Впечатление, которое произвел на меня этот разговор, было отчасти тяжелое, отчасти радостное, радостное было потому, что, наконец, без всяких усилий с моей стороны, кончилась наша дружба, в которой я не находил ничего разумного, ничего хорошего. Тяжелое было потому, что мне все-таки грустно было видеть, что человек, которого я так любил, ищет разрыва со мной. Может быть, ты заметил, как весел я был в пятницу (вспомни, что я говорил тебе об этом безумно-веселом состоянии духа) — это была последняя дань, которую я заплатил нашей дружбе. Затем желаю тебе всего лучшего, прошу простить меня за то, что я некоторые вещи, переданные тобою мне, смеясь, рассказывал Кудрявцеву, впрочем, большею частью в твоем присутствии. Забудем друг друга, забудем то, что мы когда-либо говорили друг другу в лучшие дни нашей дружбы.

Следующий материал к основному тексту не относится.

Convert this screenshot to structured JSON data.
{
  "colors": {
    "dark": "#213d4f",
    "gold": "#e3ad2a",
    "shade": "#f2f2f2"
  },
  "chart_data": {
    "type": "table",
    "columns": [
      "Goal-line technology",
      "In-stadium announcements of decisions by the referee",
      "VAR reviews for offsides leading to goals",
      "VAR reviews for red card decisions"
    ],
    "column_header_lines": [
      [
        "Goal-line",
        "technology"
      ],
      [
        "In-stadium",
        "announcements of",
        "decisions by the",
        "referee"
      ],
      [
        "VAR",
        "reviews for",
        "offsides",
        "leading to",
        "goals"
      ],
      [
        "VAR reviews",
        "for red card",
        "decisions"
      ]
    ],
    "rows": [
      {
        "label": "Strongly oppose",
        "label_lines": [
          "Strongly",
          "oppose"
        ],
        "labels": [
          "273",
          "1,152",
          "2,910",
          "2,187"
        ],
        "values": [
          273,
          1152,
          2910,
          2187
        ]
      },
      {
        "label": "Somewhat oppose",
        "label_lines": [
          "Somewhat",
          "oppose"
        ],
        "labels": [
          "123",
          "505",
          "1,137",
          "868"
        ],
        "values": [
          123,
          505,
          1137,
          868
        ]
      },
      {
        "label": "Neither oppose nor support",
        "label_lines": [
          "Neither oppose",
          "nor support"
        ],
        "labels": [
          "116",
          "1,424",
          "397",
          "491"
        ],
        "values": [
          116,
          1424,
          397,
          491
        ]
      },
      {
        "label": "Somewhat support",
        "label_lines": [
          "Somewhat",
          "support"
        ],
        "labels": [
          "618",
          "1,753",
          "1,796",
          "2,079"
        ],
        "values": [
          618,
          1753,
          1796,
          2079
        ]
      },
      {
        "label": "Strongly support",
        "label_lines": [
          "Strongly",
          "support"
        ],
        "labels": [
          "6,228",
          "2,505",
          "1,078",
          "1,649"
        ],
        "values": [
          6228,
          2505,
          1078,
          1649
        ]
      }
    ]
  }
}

Прощай навсегда — твой бывший друг — В. Розанов.
P. S. Письмо это должно быть уничтожено».
Принцип «риска доверием» мы встречаем и в управленческой практике Ли Якокки, когда примененный в коммерческой деятельности этот прием позволил осуществить буквально экономический рывок к потребителю и к новой политике удержания рынка. Цитирую из «Карьеры менеджера».
«Другая отличная программа по маркетингу касалась гарантированного возврата денег за купленный автомобиль. Она предлагала покупателям следующее: «Купите одну из наших моделей. Заберите ее, пользуйтесь ею в течение 30 дней, и если она вам по какой бы то ни было причине не понравится, верните ее, а мы вернем вам ваши деньги». При этом мы оговаривали лишь одно условие — 100 долларов удерживались за амортизацию автомобиля, поскольку мы уже не могли продавать его как новый.
Мы осуществили эту программу в виде опыта в 1981 году, и весь Детройт счел нас глупцами: «А что если человеку просто разонравится машина? А вдруг он просто передумает? А может быть, его жене не понравится цвет автомобиля?».
Но, к удивлению скептиков, программа действовала очень успешно. Большинство людей ведут себя честно, очень мало кто пускается на хитрость и ловчит. По нашим расчетам, вернуть назад купленные машины мог 1 % покупателей. Просто поразительно, но лишь 0,2% покупателей воспользовались возможностью вернуть автомобили».